10. In Secy. of State v. Bhola Nath A.I.R. 1933 Cal. 409, it was held that 'Gratuity is something of the nature of a gift and, there-fore, Rule 8 of the Gratuity Rules does not impose any legal liability on the Railway Administration to pay any gratuity to the employee nor does it confer on him any right which he can lawfully demand.' It was further held that 'the Court is not entitled to interfere and compel payment even if it is found that the discretion vested in the Railway Administration was not exercised bona fide but arbitrarily or has been influenced by extraneous and irrelevant consideration.' It is not necessary for me to express my opinion on the latter point, namely, whether the Court can interfere even if it is found that the discretion was not exercised bona fide or was influenced by extraneous or irrelevant consideration as in the present case, no such eventuality has arisen. It has not even been suggested before me that the impugned order withholding 50 per cent of the death-cum-retirement gratuity was made for extraneous or irrelevant consideration or that the power was exercised mala fide. There is no denying the fact that the plaintiff was censured twice. Similarly it is not denied that the explanation was called from the plaintiff for having prepared wrong rosters but the same was not accepted by the Railway Authorities. If, in these circumstances, the Railway did not think it fit to allow fulldeath-cum-retirement gratuity to the plaintiff it cannot be said that the Railway Administration in any way misused its powers. Consequently, the plaintiff's claim for recovery of 50 per cent, death-cum-retirement gratuity cannot be sustained. The authorities relied upon by the learned Counsel for the appellant are distinguishable and the principles laid down therein are not applicable to the facts and circumstances of the case on hand. This concludes the matter.
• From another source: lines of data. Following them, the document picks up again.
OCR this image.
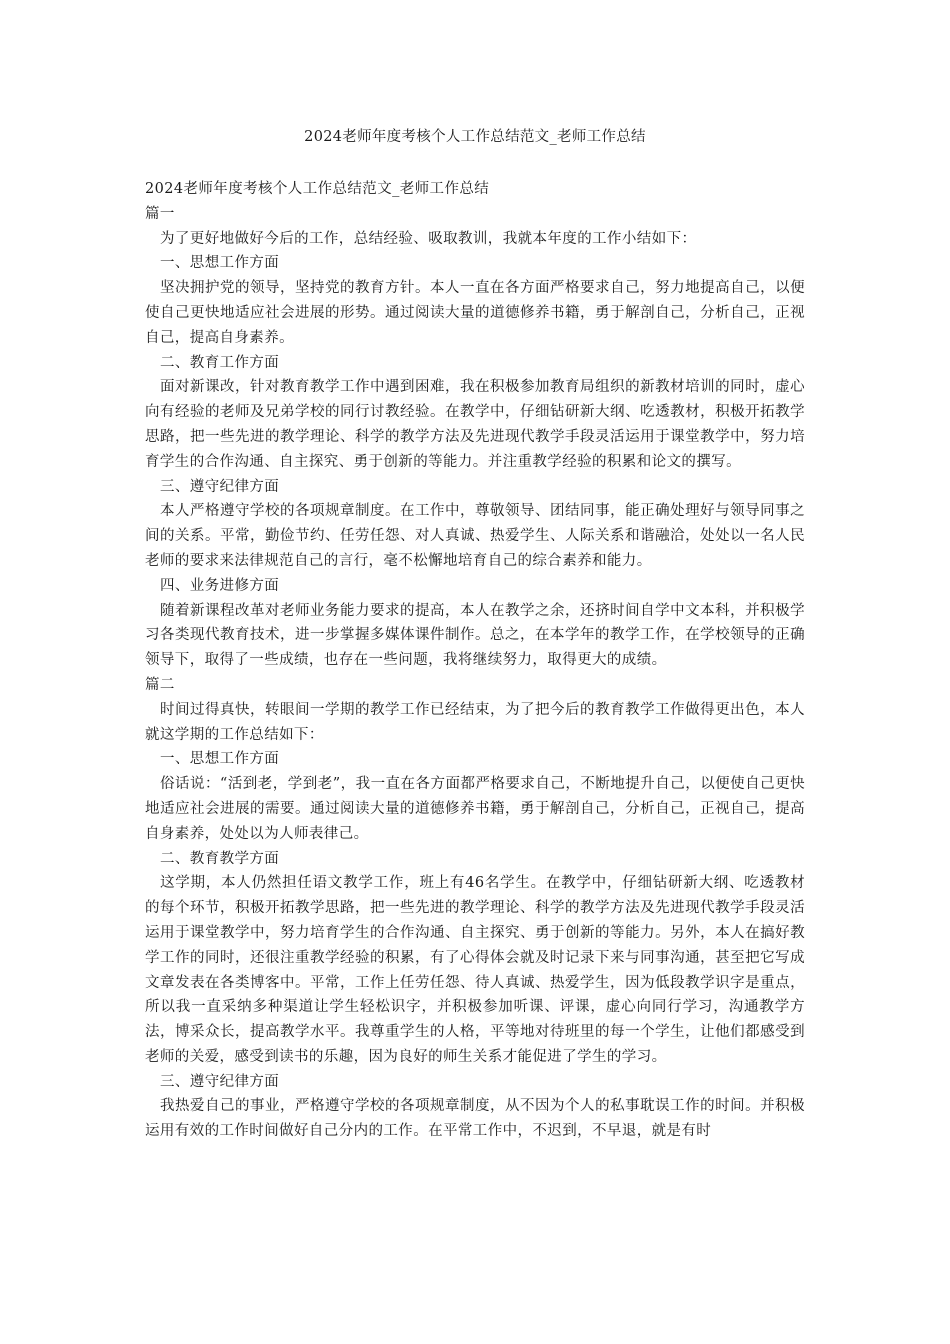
2024老师年度考核个人工作总结范文_老师工作总结

2024老师年度考核个人工作总结范文_老师工作总结

篇一

为了更好地做好今后的工作，总结经验、吸取教训，我就本年度的工作小结如下：

一、思想工作方面

坚决拥护党的领导，坚持党的教育方针。本人一直在各方面严格要求自己，努力地提高自己，以便使自己更快地适应社会进展的形势。通过阅读大量的道德修养书籍，勇于解剖自己，分析自己，正视自己，提高自身素养。

二、教育工作方面

面对新课改，针对教育教学工作中遇到困难，我在积极参加教育局组织的新教材培训的同时，虚心向有经验的老师及兄弟学校的同行讨教经验。在教学中，仔细钻研新大纲、吃透教材，积极开拓教学思路，把一些先进的教学理论、科学的教学方法及先进现代教学手段灵活运用于课堂教学中，努力培育学生的合作沟通、自主探究、勇于创新的等能力。并注重教学经验的积累和论文的撰写。

三、遵守纪律方面

本人严格遵守学校的各项规章制度。在工作中，尊敬领导、团结同事，能正确处理好与领导同事之间的关系。平常，勤俭节约、任劳任怨、对人真诚、热爱学生、人际关系和谐融洽，处处以一名人民老师的要求来法律规范自己的言行，毫不松懈地培育自己的综合素养和能力。

四、业务进修方面

随着新课程改革对老师业务能力要求的提高，本人在教学之余，还挤时间自学中文本科，并积极学习各类现代教育技术，进一步掌握多媒体课件制作。总之，在本学年的教学工作，在学校领导的正确领导下，取得了一些成绩，也存在一些问题，我将继续努力，取得更大的成绩。

篇二

时间过得真快，转眼间一学期的教学工作已经结束，为了把今后的教育教学工作做得更出色，本人就这学期的工作总结如下：

一、思想工作方面

俗话说：“活到老，学到老”，我一直在各方面都严格要求自己，不断地提升自己，以便使自己更快地适应社会进展的需要。通过阅读大量的道德修养书籍，勇于解剖自己，分析自己，正视自己，提高自身素养，处处以为人师表律己。

二、教育教学方面

这学期，本人仍然担任语文教学工作，班上有46名学生。在教学中，仔细钻研新大纲、吃透教材的每个环节，积极开拓教学思路，把一些先进的教学理论、科学的教学方法及先进现代教学手段灵活运用于课堂教学中，努力培育学生的合作沟通、自主探究、勇于创新的等能力。另外，本人在搞好教学工作的同时，还很注重教学经验的积累，有了心得体会就及时记录下来与同事沟通，甚至把它写成文章发表在各类博客中。平常，工作上任劳任怨、待人真诚、热爱学生，因为低段教学识字是重点，所以我一直采纳多种渠道让学生轻松识字，并积极参加听课、评课，虚心向同行学习，沟通教学方法，博采众长，提高教学水平。我尊重学生的人格，平等地对待班里的每一个学生，让他们都感受到老师的关爱，感受到读书的乐趣，因为良好的师生关系才能促进了学生的学习。

三、遵守纪律方面

我热爱自己的事业，严格遵守学校的各项规章制度，从不因为个人的私事耽误工作的时间。并积极运用有效的工作时间做好自己分内的工作。在平常工作中，不迟到，不早退，就是有时
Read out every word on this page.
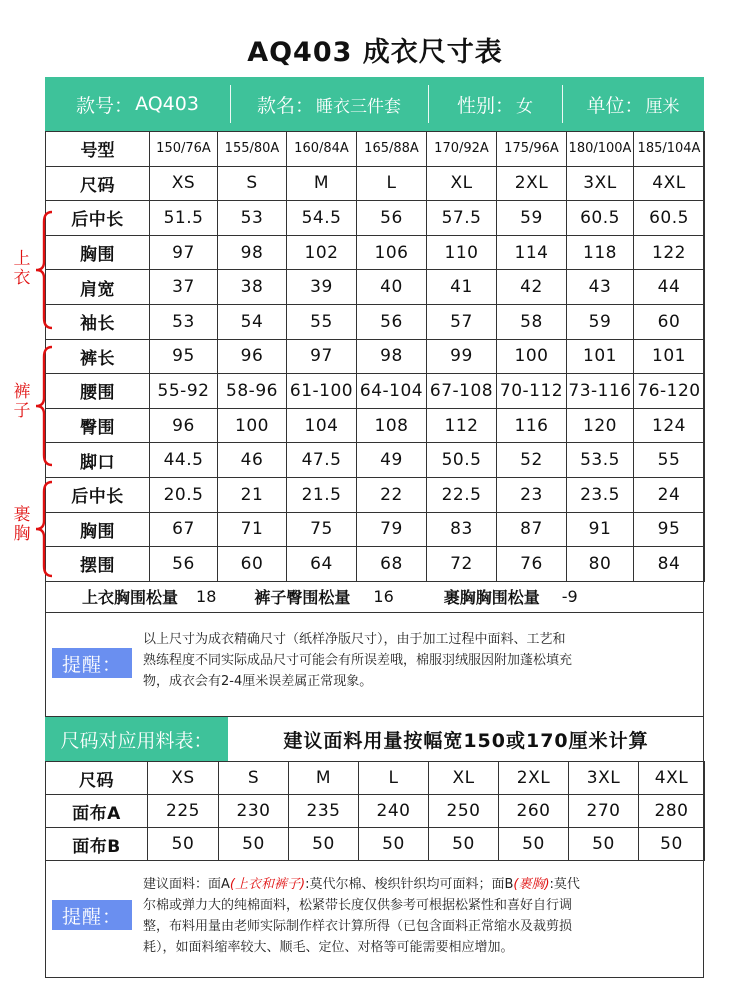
AQ403 成衣尺寸表
款号： AQ403	款名： 睡衣三件套	性别： 女	单位： 厘米
号型	150/76A	155/80A	160/84A	165/88A	170/92A	175/96A	180/100A	185/104A
尺码	XS	S	M	L	XL	2XL	3XL	4XL
后中长	51.5	53	54.5	56	57.5	59	60.5	60.5
胸围	97	98	102	106	110	114	118	122
肩宽	37	38	39	40	41	42	43	44
袖长	53	54	55	56	57	58	59	60
裤长	95	96	97	98	99	100	101	101
腰围	55-92	58-96	61-100	64-104	67-108	70-112	73-116	76-120
臀围	96	100	104	108	112	116	120	124
脚口	44.5	46	47.5	49	50.5	52	53.5	55
后中长	20.5	21	21.5	22	22.5	23	23.5	24
胸围	67	71	75	79	83	87	91	95
摆围	56	60	64	68	72	76	80	84
上
衣
裤
子
裹
胸
上衣胸围松量 18 裤子臀围松量 16	裹胸胸围松量 -9
提醒：
以上尺寸为成衣精确尺寸（纸样净版尺寸），由于加工过程中面料、工艺和
熟练程度不同实际成品尺寸可能会有所误差哦，棉服羽绒服因附加蓬松填充
物，成衣会有2-4厘米误差属正常现象。
尺码对应用料表：	建议面料用量按幅宽150或170厘米计算
尺码	XS	S	M	L	XL	2XL	3XL	4XL
面布A	225	230	235	240	250	260	270	280
面布B	50	50	50	50	50	50	50	50
提醒：
建议面料：面A(上衣和裤子):莫代尔棉、梭织针织均可面料；面B(裹胸):莫代
尔棉或弹力大的纯棉面料，松紧带长度仅供参考可根据松紧性和喜好自行调
整，布料用量由老师实际制作样衣计算所得（已包含面料正常缩水及裁剪损
耗），如面料缩率较大、顺毛、定位、对格等可能需要相应增加。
11. However, I may say a word about the competence of the authority which passed the impugned order. It is true that the impugned order was passed by the Divisional Personnel Officer before obtaining the approval of the authority competent to remove the plaintiff, but it appears that the papers were submitted for approval of the General Manager, who accorded the same as is apparent from the letter Ex. A3, dated 22-6-1963. The sanction was no doubt given after the institution of the suit which was filed on 19-3-1963 but in the facts and circumstances of the case, the approval of the General Manager even though accorded subsequent to the suit can be taken notice of and the impugned order cannot be held to be invalid on that ground.

12. I might also state that even as regards the charge of preparing wrong rosters the plaintiff was given full opportunity to explain his conduct in that connection. It is quite another thing that the explanation submitted by him did not find favour with the authorities. But in any view of the matter the order cannot be called arbitrary or mala fide.

13. The result of the foregoing discussion is that the appeal merits dismissal. The appeal is, therefore, dismissed, but in the circumstances of the case I make no order regarding costs.

14. Learned counsel for the appellant prays for grant of leave to appeal under Section 18 of the Rajasthan High Court Ordinance. Leave is declined.